Doğu Akdeniz artık çok uluslu askeri güç alanı
MDTO Yönetim Kurulu Başkanı Cihat Lokmanoğlu, “Akdeniz havzası sahip olduğu zenginlikler nedeniyle her dönemde büyük güç mücadelelerine sahne. Uluslararası ticaretin kavşak noktalarından biri olmasının yanı sıra son dönemde yeni enerji kaynaklarının keşfi, sismik araştırmalar, deniz yetki alanlarının belirlenmesi, Irak ve Suriye meseleleri nedeniyle sadece Doğu Akdeniz’e kıyısı olan ülkelerin değil, kıyıdaş olmayan güçlerin de rekabet ve çatışma alanı haline geldi.

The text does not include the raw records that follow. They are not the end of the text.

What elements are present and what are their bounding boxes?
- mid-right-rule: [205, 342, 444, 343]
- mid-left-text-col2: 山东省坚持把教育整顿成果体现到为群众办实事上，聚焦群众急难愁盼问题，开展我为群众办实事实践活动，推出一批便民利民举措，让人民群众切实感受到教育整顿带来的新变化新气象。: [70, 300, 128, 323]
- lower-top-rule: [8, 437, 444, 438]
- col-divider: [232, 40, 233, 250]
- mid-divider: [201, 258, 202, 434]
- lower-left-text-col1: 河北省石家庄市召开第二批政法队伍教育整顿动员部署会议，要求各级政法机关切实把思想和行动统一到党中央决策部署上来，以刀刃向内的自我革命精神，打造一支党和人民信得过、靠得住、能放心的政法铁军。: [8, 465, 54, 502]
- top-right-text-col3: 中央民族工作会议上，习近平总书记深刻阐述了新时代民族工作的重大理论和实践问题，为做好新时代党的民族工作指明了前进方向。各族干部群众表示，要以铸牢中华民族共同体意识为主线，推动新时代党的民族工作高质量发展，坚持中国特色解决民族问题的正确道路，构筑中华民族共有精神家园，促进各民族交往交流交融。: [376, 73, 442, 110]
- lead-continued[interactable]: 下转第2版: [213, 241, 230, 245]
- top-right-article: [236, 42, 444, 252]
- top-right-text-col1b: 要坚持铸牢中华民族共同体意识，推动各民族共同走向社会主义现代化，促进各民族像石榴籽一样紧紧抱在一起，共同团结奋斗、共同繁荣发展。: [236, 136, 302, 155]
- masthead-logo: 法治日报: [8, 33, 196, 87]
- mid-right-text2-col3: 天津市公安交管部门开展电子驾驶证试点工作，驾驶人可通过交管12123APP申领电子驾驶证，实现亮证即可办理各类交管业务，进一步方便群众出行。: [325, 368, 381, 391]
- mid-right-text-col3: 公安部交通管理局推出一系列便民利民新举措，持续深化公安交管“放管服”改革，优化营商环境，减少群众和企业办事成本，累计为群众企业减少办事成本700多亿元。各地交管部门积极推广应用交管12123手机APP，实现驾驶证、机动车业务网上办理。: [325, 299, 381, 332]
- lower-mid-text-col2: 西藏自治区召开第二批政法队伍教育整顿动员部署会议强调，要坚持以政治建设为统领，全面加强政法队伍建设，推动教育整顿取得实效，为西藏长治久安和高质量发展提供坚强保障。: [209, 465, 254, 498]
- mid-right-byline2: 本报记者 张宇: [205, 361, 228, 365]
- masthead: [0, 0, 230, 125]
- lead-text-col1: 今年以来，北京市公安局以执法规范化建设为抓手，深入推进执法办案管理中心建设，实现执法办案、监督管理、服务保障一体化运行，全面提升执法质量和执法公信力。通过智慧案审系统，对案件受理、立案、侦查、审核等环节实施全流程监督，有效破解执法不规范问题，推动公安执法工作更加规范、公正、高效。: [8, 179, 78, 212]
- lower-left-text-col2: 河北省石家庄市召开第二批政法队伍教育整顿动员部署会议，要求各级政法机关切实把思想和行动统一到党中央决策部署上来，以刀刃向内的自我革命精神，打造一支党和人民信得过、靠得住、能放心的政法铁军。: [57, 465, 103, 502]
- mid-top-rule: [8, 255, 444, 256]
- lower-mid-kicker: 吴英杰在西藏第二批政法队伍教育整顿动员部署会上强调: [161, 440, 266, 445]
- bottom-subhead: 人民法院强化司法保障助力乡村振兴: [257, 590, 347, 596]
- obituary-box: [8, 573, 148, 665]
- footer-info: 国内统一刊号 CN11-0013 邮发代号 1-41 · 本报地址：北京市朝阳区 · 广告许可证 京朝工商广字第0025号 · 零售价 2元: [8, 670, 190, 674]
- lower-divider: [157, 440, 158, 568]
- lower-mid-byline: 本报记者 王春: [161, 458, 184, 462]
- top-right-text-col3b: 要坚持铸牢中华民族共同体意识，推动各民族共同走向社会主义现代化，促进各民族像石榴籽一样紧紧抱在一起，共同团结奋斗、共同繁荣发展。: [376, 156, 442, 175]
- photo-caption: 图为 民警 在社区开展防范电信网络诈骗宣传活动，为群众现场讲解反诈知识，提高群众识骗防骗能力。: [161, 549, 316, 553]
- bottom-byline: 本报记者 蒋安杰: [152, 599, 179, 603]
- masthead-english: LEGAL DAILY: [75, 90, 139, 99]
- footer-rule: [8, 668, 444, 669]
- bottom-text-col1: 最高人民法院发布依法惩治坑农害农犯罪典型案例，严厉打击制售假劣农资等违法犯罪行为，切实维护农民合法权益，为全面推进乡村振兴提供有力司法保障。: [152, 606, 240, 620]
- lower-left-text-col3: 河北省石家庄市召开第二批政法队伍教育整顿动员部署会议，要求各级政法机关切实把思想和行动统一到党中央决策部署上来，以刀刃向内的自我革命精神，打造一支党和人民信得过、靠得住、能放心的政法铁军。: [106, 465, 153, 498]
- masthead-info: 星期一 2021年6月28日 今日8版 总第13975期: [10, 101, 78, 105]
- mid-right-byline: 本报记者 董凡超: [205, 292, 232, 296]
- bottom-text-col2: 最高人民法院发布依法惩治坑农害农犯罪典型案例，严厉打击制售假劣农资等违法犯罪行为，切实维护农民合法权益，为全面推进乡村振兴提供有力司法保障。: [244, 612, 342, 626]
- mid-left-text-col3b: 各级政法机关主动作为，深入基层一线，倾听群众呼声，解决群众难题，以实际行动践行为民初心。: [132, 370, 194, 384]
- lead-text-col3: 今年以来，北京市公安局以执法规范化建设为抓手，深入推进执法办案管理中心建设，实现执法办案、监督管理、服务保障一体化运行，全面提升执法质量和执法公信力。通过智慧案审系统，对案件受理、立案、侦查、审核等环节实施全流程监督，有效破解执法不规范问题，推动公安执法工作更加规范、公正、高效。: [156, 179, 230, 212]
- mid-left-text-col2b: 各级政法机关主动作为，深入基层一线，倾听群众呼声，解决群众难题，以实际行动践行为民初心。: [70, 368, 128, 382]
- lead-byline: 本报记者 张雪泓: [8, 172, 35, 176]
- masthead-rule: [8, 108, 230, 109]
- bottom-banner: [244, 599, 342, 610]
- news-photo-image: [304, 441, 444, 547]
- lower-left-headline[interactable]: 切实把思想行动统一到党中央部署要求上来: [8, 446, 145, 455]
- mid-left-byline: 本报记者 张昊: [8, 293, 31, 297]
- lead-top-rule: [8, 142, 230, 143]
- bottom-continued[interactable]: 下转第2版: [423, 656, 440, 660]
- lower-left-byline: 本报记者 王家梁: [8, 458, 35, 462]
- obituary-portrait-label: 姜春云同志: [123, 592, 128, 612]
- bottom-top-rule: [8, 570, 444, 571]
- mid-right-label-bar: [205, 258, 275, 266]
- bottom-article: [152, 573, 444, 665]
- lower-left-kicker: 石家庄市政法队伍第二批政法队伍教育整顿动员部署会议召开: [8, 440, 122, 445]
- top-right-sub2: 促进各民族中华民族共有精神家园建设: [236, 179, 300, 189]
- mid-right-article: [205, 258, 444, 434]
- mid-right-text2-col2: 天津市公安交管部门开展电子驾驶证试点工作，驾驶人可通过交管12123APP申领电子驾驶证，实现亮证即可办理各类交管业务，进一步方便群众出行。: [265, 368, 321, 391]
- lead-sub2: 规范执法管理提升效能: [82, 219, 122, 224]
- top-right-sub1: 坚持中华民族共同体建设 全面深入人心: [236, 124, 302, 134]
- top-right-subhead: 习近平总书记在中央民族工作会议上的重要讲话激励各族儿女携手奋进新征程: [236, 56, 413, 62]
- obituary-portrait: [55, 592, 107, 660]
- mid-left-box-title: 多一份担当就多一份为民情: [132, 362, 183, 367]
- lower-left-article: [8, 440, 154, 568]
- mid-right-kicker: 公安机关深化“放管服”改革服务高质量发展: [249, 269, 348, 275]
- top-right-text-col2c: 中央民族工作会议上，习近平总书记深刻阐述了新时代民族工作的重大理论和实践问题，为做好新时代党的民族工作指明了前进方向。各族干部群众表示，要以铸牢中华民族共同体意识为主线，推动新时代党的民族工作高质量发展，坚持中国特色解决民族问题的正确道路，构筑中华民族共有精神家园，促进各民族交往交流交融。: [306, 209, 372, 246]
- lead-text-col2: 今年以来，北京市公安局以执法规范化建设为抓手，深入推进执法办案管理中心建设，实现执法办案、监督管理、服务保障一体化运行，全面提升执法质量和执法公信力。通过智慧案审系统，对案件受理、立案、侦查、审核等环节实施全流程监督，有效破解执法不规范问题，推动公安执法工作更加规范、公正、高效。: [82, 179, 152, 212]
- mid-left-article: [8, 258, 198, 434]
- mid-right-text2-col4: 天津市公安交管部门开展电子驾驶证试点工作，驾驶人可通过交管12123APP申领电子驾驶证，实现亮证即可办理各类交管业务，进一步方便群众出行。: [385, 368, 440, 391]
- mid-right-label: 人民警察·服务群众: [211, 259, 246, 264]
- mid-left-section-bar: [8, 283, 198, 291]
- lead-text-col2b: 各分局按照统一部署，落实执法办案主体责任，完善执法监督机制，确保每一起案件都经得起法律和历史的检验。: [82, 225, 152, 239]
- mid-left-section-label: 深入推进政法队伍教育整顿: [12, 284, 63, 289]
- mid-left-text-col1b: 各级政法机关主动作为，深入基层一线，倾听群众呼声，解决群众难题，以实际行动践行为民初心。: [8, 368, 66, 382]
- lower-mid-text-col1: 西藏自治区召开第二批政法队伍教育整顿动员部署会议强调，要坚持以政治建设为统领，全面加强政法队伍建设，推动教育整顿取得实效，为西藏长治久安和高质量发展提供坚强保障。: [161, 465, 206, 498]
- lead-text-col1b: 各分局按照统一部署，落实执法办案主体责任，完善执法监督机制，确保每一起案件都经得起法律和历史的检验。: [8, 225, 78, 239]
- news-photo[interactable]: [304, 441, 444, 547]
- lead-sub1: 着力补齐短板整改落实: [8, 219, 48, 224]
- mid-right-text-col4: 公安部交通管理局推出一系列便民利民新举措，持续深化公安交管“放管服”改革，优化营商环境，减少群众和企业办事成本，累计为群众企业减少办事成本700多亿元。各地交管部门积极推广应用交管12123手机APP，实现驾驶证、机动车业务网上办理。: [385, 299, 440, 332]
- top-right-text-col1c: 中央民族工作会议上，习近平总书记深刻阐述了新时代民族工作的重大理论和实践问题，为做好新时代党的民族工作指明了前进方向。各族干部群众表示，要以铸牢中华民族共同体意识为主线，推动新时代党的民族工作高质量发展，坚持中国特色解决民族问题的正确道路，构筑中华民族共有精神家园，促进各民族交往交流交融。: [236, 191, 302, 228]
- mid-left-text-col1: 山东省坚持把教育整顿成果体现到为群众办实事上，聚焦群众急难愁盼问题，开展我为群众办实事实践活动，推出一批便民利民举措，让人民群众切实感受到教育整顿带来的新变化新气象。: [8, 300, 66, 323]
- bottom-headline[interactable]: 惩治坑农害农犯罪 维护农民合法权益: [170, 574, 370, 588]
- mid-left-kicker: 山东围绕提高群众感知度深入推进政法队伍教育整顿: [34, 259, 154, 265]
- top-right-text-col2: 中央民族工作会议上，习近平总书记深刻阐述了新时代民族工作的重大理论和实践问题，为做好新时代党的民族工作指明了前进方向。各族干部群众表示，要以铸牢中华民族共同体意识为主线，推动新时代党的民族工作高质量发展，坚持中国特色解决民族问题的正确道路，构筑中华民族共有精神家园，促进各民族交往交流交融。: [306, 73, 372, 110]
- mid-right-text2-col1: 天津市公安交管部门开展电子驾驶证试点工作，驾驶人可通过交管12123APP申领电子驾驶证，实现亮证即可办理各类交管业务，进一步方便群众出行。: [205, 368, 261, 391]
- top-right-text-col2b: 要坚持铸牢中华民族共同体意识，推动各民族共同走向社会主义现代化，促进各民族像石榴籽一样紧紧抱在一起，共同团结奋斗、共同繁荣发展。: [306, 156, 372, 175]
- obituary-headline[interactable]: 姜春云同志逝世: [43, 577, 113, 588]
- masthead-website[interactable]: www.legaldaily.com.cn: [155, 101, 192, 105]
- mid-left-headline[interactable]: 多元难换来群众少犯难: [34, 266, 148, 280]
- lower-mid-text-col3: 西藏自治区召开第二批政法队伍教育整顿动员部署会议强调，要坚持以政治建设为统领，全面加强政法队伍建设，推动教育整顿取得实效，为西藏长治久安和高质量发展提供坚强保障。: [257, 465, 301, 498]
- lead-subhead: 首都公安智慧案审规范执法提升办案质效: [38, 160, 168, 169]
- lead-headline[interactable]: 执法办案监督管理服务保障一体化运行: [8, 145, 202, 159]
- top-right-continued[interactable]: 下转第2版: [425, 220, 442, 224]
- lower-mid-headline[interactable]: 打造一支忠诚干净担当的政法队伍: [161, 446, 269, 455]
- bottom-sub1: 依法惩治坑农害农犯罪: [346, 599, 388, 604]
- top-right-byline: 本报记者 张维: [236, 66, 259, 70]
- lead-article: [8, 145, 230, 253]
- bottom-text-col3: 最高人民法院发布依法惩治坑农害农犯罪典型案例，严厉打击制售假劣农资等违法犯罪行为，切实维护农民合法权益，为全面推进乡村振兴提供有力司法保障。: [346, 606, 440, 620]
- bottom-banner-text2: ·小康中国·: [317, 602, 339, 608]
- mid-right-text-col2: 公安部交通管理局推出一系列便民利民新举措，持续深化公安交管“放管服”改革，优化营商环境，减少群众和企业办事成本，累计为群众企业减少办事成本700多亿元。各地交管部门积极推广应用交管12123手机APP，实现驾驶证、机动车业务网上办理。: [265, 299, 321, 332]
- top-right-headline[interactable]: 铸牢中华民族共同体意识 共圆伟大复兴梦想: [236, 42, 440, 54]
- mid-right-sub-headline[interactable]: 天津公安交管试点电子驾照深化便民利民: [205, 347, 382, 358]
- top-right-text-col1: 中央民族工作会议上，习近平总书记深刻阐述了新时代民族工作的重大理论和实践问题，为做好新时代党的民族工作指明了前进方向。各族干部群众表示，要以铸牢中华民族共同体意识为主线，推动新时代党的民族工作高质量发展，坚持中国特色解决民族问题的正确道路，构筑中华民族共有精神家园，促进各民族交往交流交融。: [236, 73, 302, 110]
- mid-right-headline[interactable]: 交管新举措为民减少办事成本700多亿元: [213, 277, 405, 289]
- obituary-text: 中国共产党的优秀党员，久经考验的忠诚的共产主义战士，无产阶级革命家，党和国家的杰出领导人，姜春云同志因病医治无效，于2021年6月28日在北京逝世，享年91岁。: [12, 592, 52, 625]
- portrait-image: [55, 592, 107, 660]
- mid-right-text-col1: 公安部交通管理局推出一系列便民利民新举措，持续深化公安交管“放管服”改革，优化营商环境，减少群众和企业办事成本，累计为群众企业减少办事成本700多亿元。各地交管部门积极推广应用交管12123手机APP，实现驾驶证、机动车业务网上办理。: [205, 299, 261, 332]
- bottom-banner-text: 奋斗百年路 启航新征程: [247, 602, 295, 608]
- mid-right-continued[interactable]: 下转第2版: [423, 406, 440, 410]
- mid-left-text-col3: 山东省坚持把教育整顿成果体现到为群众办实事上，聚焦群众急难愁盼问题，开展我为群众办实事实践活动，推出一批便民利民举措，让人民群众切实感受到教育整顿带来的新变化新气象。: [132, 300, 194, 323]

ABD, Rusya, İngiltere ve Fransa’nın askeri varlığı ile bölge eskisinden de sıcak hale geldi. Bu gelişmeler Türkiye’nin ve Kuzey Kıbrıs Türk Cumhuriyeti’nin geleceği ve güvenliği ile yakından ilgilidir” dedi. Lokmanoğlu, her iki ülkenin de hak ve menfaat kaybına uğramaması için Doğu Akdeniz Bölgesi’ndeki gelişmelerin dikkatle takip edilmesi gerektiğini, bu nedenle çalıştayın çok faydalı olacağına inandığını belirtti.
Sunumlarla Doğu Akdeniz anlatıldı
Çalıştaya Mustafa Özbey, Emekli Büyükelçi Onur Öymen, Doç. Dr. Murat Koç, Rafet Aslantaş, Doç. Dr. Nur Jale Ece, Doç. Dr. Emete Gözügüzelli, Prof. Dr. Sencer İmer, Şahin Yaman, Oğuz Türkyılmaz, Arif Ertik, Doç. Dr. Barış Salihoğlu, Yusuf Buldu ve Aydın Erdemir katıldı.